HC Deb 13 February 1930 vol 235 cc588-9
34. Mr. LANG

asked the Home Secretary whether prisoners on remand are now allowed to receive visits from unofficial prison visitors; if not, at what date and for what reasons was this privilege withdrawn; and whether he will consider a revision of the rules relating to the treatment of remand prisoners, whereby they may be permitted privileges at least equal to those enjoyed by convicted prisoners?


The system of unofficial visitors was designed to secure that convicted persons should not be entirely shut off from touch with the outside world, should be visited in prison and should come under influences that might be reformatory. The general question of revising Prison Rules, and especially those relating to remand prisoners, is already under consideration, but, as at present advised, I do not think there is any case for extending the unofficial visitor system to remand prisoners.


Will my right hon. Friend earnestly reconsider that decision in view of the fact that the anxiety and uncertainty of prisoners on remand is much worse even than that of those who have been sentenced to the severest punishment?

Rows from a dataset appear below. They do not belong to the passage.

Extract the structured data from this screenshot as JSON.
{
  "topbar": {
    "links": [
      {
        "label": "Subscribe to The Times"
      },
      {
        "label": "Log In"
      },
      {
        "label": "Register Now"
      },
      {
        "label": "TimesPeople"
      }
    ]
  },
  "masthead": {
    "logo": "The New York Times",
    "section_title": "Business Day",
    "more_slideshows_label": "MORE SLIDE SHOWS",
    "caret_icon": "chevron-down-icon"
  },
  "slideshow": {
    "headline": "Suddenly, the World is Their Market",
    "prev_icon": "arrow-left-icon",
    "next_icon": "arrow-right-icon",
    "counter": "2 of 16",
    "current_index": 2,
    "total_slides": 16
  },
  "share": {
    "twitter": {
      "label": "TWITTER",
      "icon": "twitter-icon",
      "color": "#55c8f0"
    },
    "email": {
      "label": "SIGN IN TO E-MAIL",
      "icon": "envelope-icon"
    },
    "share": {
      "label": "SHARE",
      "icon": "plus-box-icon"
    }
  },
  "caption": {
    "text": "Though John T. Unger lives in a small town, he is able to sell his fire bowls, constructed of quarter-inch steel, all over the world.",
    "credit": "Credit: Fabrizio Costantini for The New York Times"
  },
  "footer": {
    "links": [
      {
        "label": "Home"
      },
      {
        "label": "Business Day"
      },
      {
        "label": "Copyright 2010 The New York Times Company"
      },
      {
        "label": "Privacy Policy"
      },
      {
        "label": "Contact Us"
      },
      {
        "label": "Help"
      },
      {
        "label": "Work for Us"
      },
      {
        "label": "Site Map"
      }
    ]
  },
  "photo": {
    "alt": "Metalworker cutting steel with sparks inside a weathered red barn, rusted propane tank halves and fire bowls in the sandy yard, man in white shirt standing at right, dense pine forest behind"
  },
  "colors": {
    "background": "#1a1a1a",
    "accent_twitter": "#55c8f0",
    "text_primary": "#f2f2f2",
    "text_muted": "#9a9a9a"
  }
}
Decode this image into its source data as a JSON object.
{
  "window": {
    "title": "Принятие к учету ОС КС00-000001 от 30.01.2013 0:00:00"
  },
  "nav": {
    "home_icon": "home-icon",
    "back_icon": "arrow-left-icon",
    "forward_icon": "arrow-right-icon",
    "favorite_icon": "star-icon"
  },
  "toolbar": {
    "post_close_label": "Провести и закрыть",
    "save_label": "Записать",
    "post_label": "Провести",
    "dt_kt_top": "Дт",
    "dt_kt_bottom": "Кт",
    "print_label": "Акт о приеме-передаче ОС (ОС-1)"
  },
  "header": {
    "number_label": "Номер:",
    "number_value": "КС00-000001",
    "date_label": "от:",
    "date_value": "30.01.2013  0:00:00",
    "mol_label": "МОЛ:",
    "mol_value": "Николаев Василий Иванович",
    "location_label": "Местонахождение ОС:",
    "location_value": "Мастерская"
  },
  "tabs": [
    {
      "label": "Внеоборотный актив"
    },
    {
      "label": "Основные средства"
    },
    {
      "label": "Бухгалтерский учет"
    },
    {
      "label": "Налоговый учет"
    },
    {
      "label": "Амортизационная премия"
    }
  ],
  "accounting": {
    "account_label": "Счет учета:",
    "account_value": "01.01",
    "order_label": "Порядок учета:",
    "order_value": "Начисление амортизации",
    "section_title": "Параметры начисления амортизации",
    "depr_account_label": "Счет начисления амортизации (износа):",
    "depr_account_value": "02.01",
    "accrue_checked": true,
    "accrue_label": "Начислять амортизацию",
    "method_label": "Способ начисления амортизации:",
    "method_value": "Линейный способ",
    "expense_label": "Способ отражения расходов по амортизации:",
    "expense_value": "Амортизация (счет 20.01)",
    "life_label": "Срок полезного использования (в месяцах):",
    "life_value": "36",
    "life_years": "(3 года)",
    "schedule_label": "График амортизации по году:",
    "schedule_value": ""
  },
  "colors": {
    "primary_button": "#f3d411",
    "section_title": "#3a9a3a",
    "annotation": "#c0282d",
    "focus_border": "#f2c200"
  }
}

My hon. Friend put his question in relative terms, and it is on that basis that I am considering it. I will separately take into account the point raised in the supplementary question.

35. Mr. LANG

asked the Home Secretary how many persons were imprisoned on remand during the year 1929, and how many of these were subsequently acquitted of the charge on which they were awaiting trial?


I regret that the information asked for is not available.